Через десять минут он уже поворачивал ключи в двери беклемишевского жилища (электрический звонок ещё не работал, а на стук никто не отозвался), а ещё через минуту стоял в прихожей. Всё здесь было как прежде, и казалось, что Вера только что вышла, хотя её не было в этой квартире уже около двух месяцев. Возле вешалки лежали полустоптанная пара осенней женской обуви и тщательно, по-мужски увязанные тюки с тёплым зимним бельём и более лёгким носильным (Глеб со впервые шевельнувшейся ревностью отметил про себя, что так увязать их могли только Марк или Георгий), а также маленький узелок с бумагами и двумя книгами. Нехитрая косметика — пудреница, карандаши — была оставлена возле зеркала. Глеб втянул ноздрями воздух, и запах давно, внезапно и второпях покинутого помещения не предвещал ничего хорошего. Он шагнул в жилую комнату, где в утренних лучах также красовался средних размеров холст с оранжевыми бегемотами-зебрами и крылатыми керберами-симарглами у Банковского моста. На прикрывавшей крепкий стол сетчатой в красных тканых цветах скатерти — из поволжского имения отца Юлии Антоновны, как рассказала в один из его зимних визитов сюда Вера — стояла недопитая эмалированная кружка давно замёрзшего кипятку. Ладная металлическая печка, приобретённая Георгием Беклемишевым ещё в начале осени, была полна прогоревшей золы. Объяснений никаких не требовалось. Глеб больше не сомневался, что Непщеванский приходил с известием чрезвычайным. Но почему, почему, почему это случилось именно со мной? Почему с нами? И почему я узнаю об этом последним?

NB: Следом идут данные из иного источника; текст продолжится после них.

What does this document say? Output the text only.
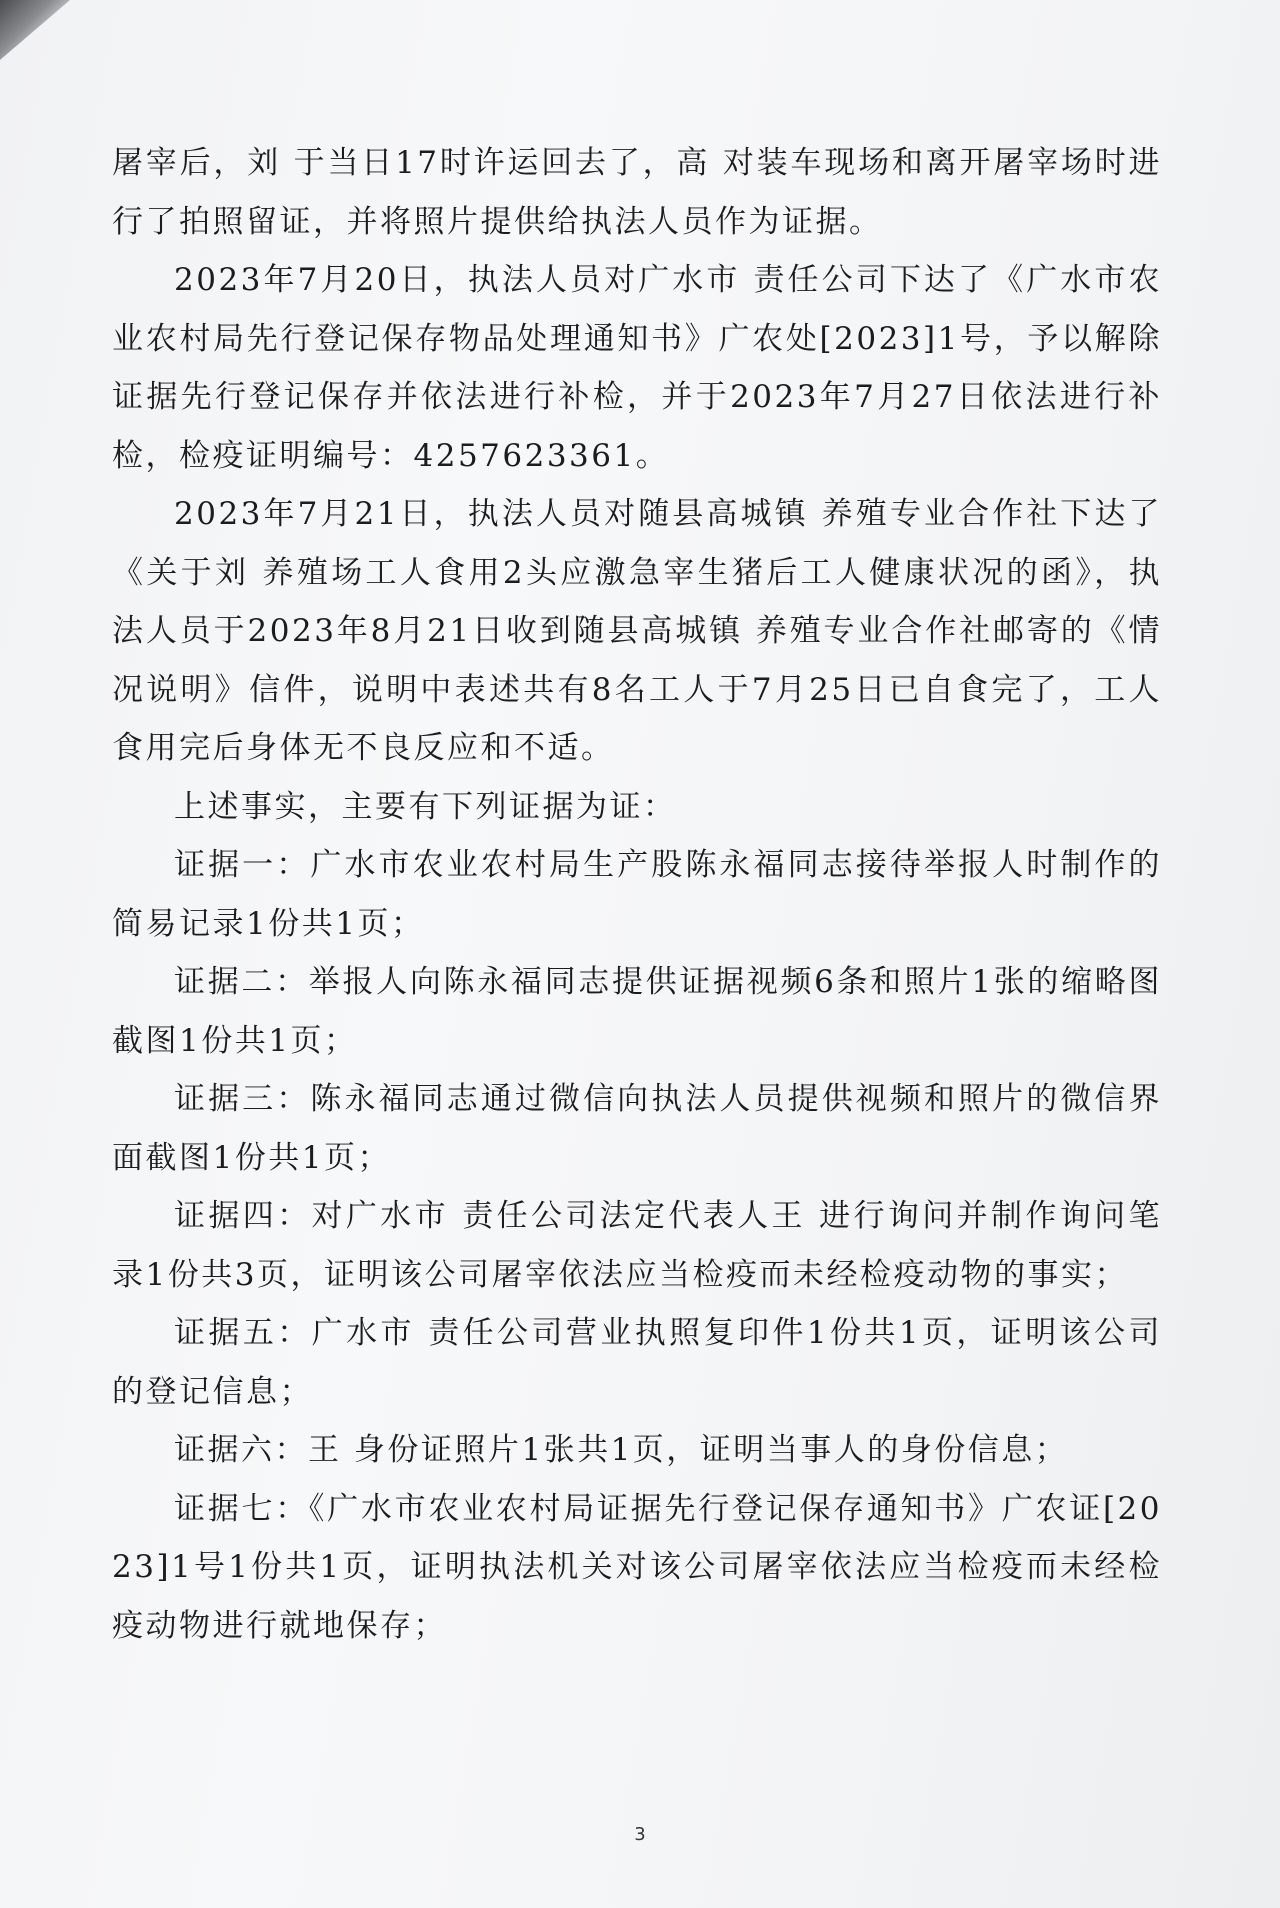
屠宰后，刘 于当日17时许运回去了，高 对装车现场和离开屠宰场时进行了拍照留证，并将照片提供给执法人员作为证据。

2023年7月20日，执法人员对广水市 责任公司下达了《广水市农业农村局先行登记保存物品处理通知书》广农处[2023]1号，予以解除证据先行登记保存并依法进行补检，并于2023年7月27日依法进行补检，检疫证明编号：4257623361。

2023年7月21日，执法人员对随县高城镇 养殖专业合作社下达了《关于刘 养殖场工人食用2头应激急宰生猪后工人健康状况的函》，执法人员于2023年8月21日收到随县高城镇 养殖专业合作社邮寄的《情况说明》信件，说明中表述共有8名工人于7月25日已自食完了，工人食用完后身体无不良反应和不适。

上述事实，主要有下列证据为证：

证据一：广水市农业农村局生产股陈永福同志接待举报人时制作的简易记录1份共1页；

证据二：举报人向陈永福同志提供证据视频6条和照片1张的缩略图截图1份共1页；

证据三：陈永福同志通过微信向执法人员提供视频和照片的微信界面截图1份共1页；

证据四：对广水市 责任公司法定代表人王 进行询问并制作询问笔录1份共3页，证明该公司屠宰依法应当检疫而未经检疫动物的事实；

证据五：广水市 责任公司营业执照复印件1份共1页，证明该公司的登记信息；

证据六：王 身份证照片1张共1页，证明当事人的身份信息；

证据七：《广水市农业农村局证据先行登记保存通知书》广农证[2023]1号1份共1页，证明执法机关对该公司屠宰依法应当检疫而未经检疫动物进行就地保存；

3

Откуда Глебу было знать, что Беклемишев вот уже несколько недель лежал с тяжёлой контузией в одном из госпиталей осаждённого города (их запертый льдами в устье Невы корабль, с которого Георгий считывал и переводил радиопереговоры противника, накрыло бомбовыми и снарядными разрывами), а Непщеванский был убит снайпером при фотосъёмке на Ораниенбаумском плацдарме, и подробности услыхать теперь было не от кого.

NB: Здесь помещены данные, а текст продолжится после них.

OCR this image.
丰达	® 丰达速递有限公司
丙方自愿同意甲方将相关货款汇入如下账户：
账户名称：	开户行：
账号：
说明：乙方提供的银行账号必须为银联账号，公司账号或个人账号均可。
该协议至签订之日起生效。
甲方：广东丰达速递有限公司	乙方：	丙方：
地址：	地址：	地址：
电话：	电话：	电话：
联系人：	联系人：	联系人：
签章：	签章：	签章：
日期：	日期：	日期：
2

Глеб тяжело опустился на почему-то не стопленный за зиму хороший резной лакированный стул в гостиной и так просидел до сумерек.

 

Глава восьмая

Князь туманов

X L I

Он соткался из балтийских мороков, из шёпотов, из шелестов ветра в листах развороченного железа и мусора, из красного от холода солнца, из миражной приподнятости — поверх расчерченных улиц — тех изначальных образов, что бередили сознание и Четвертинского: всадника, потока, грозы — соткался, ударив огнём из нацеленных на город с юга и с юго-запада орудийных жёрл, обрушился щебнем и едким дымом и оплотнел фигурою, которую Фёдор Станиславович вот уже который день чувствовал за собою, когда возвращался из Публичной библиотеки к раненному авиабомбой, но ещё пригодному для житья дому на Староневском. Оглядываясь, он видел, как фигура эта, легко и изящно сложённая, в шедшей ей военной форме, терялась в толпе, переходила во вьюжном снегу на другую сторону улицы. «Вот он, сопутник страхов моих, князь моих бредов», — говорил сам себе Фёдор Станиславович. Иногда воздушная тревога или начало обстрела заставали у Аничкова моста, но глубокая, нечеловеческая усталость понуждала Четвертинского либо игнорировать опасность совсем и продолжать бесчувственное движение по менее опасной при обстреле, но так же губительной при налёте стороне проспекта, либо вставать в первую попавшуюся арку на той стороне Фонтанки и пережидать разрывы бомб и снарядов. Присутствия ставшего за последние дни постоянным спутника за собой Четвертинский тогда не чувствовал.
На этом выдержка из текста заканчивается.